South Dallas and West Dallas residents are a frontline witness to life in our neighborhoods —  local governance, public safety, schools, housing, social movements, culture — and our neighbors’ insights shape our news agenda. We invite your comments and complaints on news stories, suggestions for issues to cover or sources to consult, and your participation in both the Public Newsroom events we host for you and the community meetings and gatherings we attend along with you. We believe that journalism is a public good that should directly involve the people it serves. 

As a newsroom committed to delivering quality news to our West Dallas and South Dallas communities, we invite feedback in any form — corrections, praise or general thoughts. Our neighbors and readers are welcome to contact us here.

 

Our team engages with our neighbors on a daily basis, both in-person and digitally. We also host regular Public Newsroom gatherings and make the rounds to neighborhood events with our Pop-Up Newsroom.

Here are ways to engage with us:

Two-Way Texting
 
Dallas Documenters
 
Journalism Pathway
 
Pop-Up Newsroom
 
Public Newsroom
 
Community Gatherings
 
South Dallas Office
 
Neighbors on Our Team
 
Newsletters in Your Inbox
 

Our Policies

 

Editorial Independence Policy

We subscribe to standards of editorial independence adopted by the Institute for Nonprofit News (INN).

Our organization retains full authority over editorial content to protect the best journalistic and business interests of our organization.
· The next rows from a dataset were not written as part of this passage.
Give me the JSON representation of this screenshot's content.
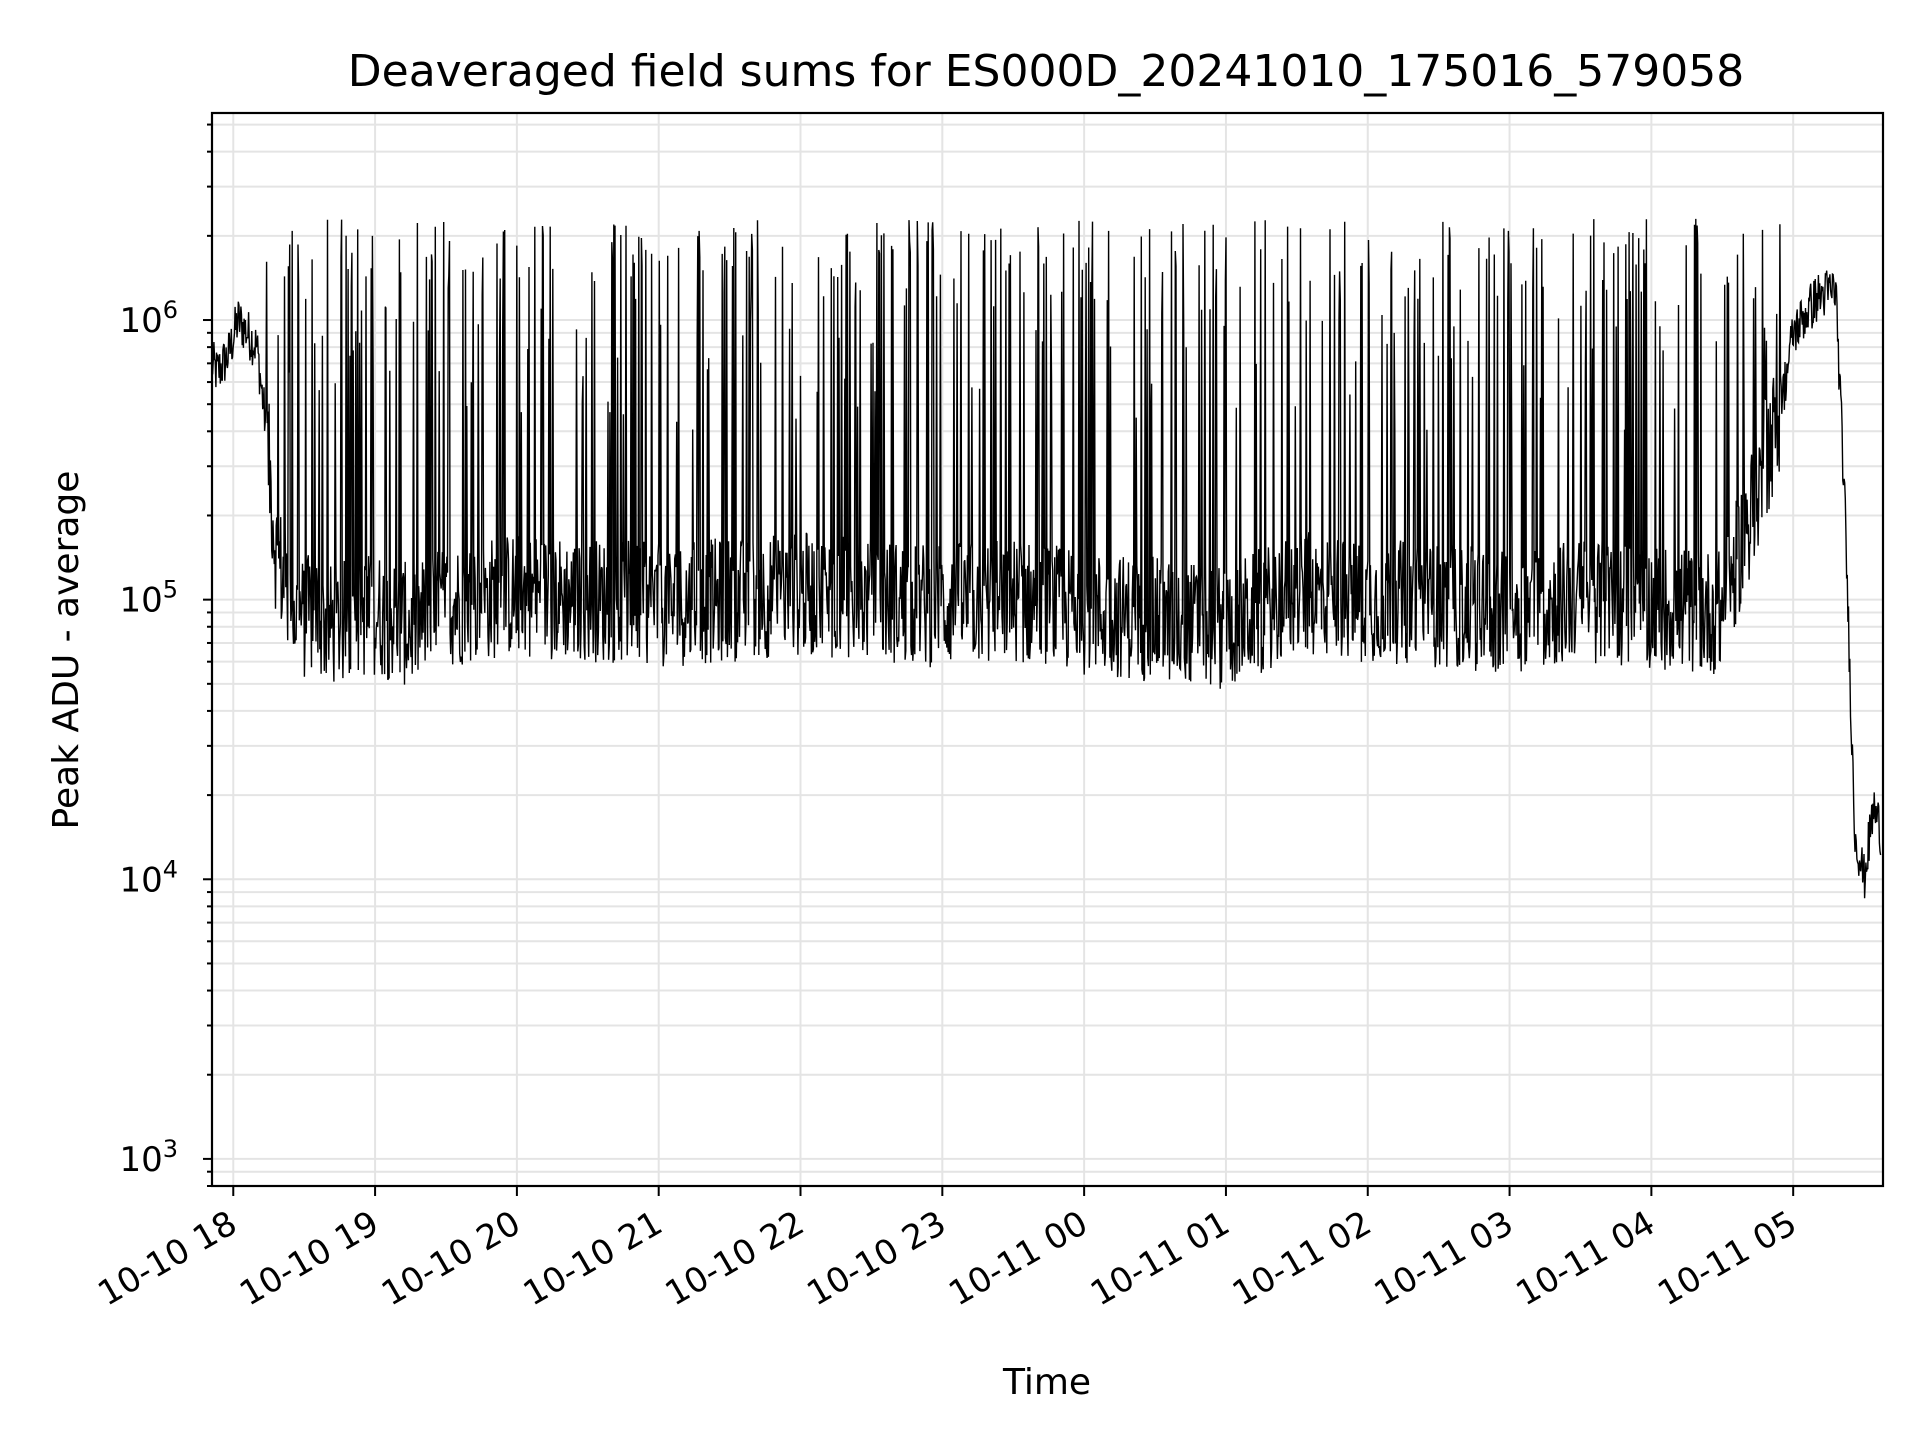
{
  "chart_data": {
    "type": "line",
    "title": "Deaveraged field sums for ES000D_20241010_175016_579058",
    "xlabel": "Time",
    "ylabel": "Peak ADU - average",
    "yscale": "log",
    "xlim": [
      "2024-10-10 17:51",
      "2024-10-11 05:38"
    ],
    "ylim": [
      800,
      5500000
    ],
    "grid": true,
    "line_color": "#000000",
    "x_tick_labels": [
      "10-10 18",
      "10-10 19",
      "10-10 20",
      "10-10 21",
      "10-10 22",
      "10-10 23",
      "10-11 00",
      "10-11 01",
      "10-11 02",
      "10-11 03",
      "10-11 04",
      "10-11 05"
    ],
    "y_tick_labels": [
      {
        "base": "10",
        "exp": "3",
        "value": 1000
      },
      {
        "base": "10",
        "exp": "4",
        "value": 10000
      },
      {
        "base": "10",
        "exp": "5",
        "value": 100000
      },
      {
        "base": "10",
        "exp": "6",
        "value": 1000000
      }
    ],
    "series": [
      {
        "x": [
          "2024-10-10 17:51",
          "2024-10-10 17:53",
          "2024-10-10 17:55",
          "2024-10-10 17:58",
          "2024-10-10 18:02",
          "2024-10-10 18:06",
          "2024-10-10 18:10",
          "2024-10-10 18:14",
          "2024-10-10 18:18",
          "2024-10-10 18:22",
          "2024-10-10 18:26",
          "2024-10-10 18:30",
          "2024-10-10 18:35",
          "2024-10-10 18:40",
          "2024-10-10 18:50",
          "2024-10-10 19:00",
          "2024-10-10 19:15",
          "2024-10-10 19:30",
          "2024-10-10 20:00",
          "2024-10-10 20:30",
          "2024-10-10 21:00",
          "2024-10-10 21:30",
          "2024-10-10 22:00",
          "2024-10-10 22:30",
          "2024-10-10 23:00",
          "2024-10-10 23:30",
          "2024-10-11 00:00",
          "2024-10-11 00:30",
          "2024-10-11 01:00",
          "2024-10-11 01:30",
          "2024-10-11 02:00",
          "2024-10-11 02:30",
          "2024-10-11 03:00",
          "2024-10-11 03:30",
          "2024-10-11 04:00",
          "2024-10-11 04:30",
          "2024-10-11 04:55",
          "2024-10-11 05:00",
          "2024-10-11 05:10",
          "2024-10-11 05:18",
          "2024-10-11 05:22",
          "2024-10-11 05:26",
          "2024-10-11 05:30",
          "2024-10-11 05:34",
          "2024-10-11 05:37"
        ],
        "y": [
          700000,
          650000,
          680000,
          750000,
          1000000,
          900000,
          800000,
          400000,
          150000,
          110000,
          90000,
          85000,
          90000,
          80000,
          85000,
          90000,
          80000,
          95000,
          105000,
          100000,
          95000,
          100000,
          105000,
          100000,
          95000,
          100000,
          90000,
          85000,
          80000,
          105000,
          100000,
          95000,
          90000,
          100000,
          95000,
          90000,
          500000,
          900000,
          1200000,
          1300000,
          200000,
          15000,
          10000,
          18000,
          15000
        ]
      }
    ]
  }
}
We maintain a firewall between news coverage decisions and sources of all revenue. Acceptance of financial support does not constitute implied or actual endorsement of donors or their products, services or opinions.

We accept gifts, grants and sponsorships from individuals and organizations for the general support of our activities, but our news judgments are made independently and not on the basis of donor support.
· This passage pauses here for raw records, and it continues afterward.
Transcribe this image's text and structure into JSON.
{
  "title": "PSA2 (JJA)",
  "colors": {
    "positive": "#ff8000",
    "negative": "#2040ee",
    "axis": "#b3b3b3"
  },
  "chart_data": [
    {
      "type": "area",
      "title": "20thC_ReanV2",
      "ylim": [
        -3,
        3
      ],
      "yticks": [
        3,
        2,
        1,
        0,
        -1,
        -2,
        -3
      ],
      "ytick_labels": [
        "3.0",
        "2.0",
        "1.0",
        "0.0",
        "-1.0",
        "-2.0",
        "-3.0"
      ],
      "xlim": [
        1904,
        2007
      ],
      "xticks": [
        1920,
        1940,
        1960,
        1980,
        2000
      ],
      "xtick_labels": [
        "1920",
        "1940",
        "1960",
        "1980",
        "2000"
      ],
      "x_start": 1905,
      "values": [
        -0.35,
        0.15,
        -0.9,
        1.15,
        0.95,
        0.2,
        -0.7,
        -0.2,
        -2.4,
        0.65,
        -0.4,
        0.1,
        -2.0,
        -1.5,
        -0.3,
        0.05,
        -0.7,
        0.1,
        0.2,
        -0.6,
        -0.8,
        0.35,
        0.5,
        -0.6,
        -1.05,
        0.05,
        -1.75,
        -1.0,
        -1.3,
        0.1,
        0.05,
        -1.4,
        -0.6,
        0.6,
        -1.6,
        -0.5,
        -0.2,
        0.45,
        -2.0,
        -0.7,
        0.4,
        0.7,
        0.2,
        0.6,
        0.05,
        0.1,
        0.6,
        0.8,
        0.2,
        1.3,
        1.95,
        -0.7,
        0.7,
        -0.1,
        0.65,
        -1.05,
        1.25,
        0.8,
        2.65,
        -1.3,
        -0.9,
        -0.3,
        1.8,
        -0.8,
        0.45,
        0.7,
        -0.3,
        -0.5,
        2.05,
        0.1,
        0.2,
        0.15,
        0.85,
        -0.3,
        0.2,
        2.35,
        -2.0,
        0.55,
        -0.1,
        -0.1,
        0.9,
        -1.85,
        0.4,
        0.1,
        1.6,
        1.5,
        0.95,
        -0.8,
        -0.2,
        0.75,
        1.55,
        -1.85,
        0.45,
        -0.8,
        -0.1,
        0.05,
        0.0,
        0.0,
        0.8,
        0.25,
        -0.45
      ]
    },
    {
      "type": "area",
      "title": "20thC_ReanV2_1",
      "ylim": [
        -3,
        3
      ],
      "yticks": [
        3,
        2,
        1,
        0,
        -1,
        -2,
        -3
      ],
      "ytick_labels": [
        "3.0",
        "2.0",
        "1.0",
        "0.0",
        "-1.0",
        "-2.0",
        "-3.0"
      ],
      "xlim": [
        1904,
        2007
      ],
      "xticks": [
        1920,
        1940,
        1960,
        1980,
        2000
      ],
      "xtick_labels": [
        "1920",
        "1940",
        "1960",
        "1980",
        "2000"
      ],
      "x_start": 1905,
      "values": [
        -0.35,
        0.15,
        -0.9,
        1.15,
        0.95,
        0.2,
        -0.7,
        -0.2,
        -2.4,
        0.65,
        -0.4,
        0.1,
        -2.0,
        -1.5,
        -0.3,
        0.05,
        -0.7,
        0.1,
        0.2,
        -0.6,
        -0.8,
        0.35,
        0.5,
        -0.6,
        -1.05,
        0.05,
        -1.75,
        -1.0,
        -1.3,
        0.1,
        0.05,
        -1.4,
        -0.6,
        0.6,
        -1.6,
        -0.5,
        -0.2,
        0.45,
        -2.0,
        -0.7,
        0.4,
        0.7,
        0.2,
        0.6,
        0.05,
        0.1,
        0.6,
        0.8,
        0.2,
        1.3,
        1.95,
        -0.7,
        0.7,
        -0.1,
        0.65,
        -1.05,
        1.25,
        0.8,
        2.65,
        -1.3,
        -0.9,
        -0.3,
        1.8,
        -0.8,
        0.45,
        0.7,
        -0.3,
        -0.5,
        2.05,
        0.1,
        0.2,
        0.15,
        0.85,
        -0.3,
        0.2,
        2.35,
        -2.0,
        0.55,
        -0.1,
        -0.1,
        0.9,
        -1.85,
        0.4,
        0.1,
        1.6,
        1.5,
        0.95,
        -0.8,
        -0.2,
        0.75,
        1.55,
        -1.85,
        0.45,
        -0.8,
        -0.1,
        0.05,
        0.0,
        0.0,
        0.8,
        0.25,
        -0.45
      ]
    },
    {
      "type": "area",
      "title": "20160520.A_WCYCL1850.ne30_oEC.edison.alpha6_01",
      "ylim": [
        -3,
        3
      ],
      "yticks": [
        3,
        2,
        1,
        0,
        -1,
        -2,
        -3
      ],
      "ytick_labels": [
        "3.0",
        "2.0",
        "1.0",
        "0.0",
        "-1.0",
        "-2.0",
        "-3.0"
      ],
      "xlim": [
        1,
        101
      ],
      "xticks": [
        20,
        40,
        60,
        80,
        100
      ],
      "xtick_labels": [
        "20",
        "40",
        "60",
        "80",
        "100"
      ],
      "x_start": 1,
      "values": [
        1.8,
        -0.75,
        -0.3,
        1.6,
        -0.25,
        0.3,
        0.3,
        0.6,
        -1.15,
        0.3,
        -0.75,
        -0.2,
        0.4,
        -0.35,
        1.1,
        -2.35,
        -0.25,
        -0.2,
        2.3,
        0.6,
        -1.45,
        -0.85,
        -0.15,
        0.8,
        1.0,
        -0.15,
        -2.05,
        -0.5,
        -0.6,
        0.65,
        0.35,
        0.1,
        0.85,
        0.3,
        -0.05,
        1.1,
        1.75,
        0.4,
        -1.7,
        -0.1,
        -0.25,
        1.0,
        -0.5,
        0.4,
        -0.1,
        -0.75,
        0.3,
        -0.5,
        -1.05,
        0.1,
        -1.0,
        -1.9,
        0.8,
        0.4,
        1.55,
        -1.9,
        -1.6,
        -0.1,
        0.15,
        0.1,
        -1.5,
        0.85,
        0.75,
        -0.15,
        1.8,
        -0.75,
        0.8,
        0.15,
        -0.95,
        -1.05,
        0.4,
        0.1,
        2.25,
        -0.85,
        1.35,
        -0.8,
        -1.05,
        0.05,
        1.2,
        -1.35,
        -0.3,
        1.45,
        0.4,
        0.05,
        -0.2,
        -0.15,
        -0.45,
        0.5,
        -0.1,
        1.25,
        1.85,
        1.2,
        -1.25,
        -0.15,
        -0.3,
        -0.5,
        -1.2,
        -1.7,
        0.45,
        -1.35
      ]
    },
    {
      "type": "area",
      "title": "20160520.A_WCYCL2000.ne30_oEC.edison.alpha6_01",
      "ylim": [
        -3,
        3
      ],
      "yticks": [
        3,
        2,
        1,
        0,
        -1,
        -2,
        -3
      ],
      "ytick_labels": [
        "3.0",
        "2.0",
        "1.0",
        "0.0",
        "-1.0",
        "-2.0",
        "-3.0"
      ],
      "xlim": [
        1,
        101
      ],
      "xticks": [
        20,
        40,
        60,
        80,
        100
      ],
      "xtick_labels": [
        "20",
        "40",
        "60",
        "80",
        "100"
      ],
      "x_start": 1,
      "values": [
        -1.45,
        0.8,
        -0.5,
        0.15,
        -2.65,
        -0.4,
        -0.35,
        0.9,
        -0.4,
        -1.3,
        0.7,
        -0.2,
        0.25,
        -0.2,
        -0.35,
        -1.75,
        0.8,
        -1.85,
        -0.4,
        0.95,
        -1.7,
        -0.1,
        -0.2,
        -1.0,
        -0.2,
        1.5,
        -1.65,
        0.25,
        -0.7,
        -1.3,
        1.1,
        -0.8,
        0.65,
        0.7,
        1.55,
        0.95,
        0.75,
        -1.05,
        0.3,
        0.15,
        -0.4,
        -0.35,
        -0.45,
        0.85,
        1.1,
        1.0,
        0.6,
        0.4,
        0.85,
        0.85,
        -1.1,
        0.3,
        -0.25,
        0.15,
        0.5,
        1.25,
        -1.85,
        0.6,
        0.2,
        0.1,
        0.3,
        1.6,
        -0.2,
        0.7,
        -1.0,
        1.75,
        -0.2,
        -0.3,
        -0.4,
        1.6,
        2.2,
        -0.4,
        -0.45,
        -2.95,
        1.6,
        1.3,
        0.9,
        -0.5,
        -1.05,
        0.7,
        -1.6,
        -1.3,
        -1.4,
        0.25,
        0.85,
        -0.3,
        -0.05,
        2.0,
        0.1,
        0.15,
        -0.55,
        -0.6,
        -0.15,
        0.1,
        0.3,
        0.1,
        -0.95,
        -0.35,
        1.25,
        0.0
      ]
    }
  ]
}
Our organization may consider donations to support the coverage of particular topics, but our organization maintains editorial control of the coverage. We will cede no right of review or influence of editorial content, nor of unauthorized distribution of editorial content.

Our organization will make public all donors who give a total of $5,000 or more per year. We will accept anonymous donations for general support only if it is clear that sufficient safeguards have been put into place that the expenditure of that donation is made independently by our organization and in compliance with INN’s Membership Standards.


INN Network Member

 

Editorial Priorities

As a nonprofit news organization, Dallas Free Press is strictly nonpartisan, but we aren’t completely objective. We are unabashedly biased toward the two neighborhoods we cover — South Dallas and West Dallas — and the voices of the people who live in them.
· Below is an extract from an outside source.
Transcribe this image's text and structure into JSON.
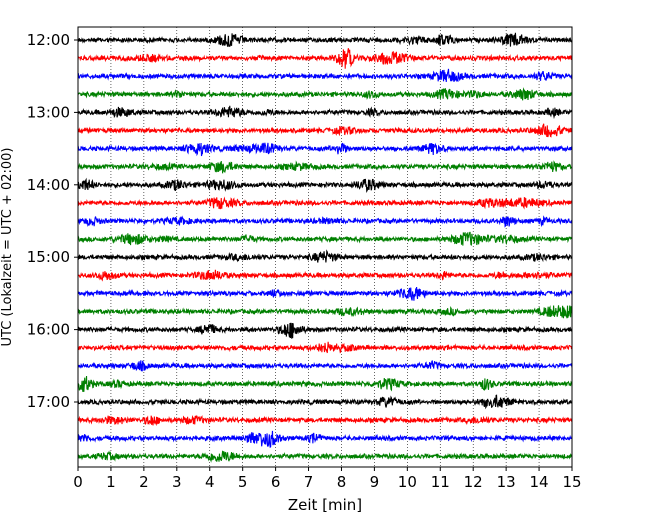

Our editorial strategy centers around our bias and our commitment to community, civic, solutions and movement journalism:

We spend a lot of time in our neighborhoods, listening to residents and asking them how journalism can do better. Here is a snapshot of what we learned from our neighbors in 2021.

Through our ongoing listening process, we’ve created priority issues and topics of most importance to South Dallas and West Dallas  neighbors, which drive our editorial decisions and our content choices:

  1. Community assets: Too many stories told about South Dallas and West Dallas focus on crime and blight. We’re not going to sugarcoat the problems, but we want to highlight the good news that doesn’t receive enough coverage.
  2. Follow-ups: What our neighbors appreciate most from us is not just the big announcements but paying attention to what happens next — whether promises made were kept, whether big initiatives that launched made any difference, whether the people a program intended to help actually benefited.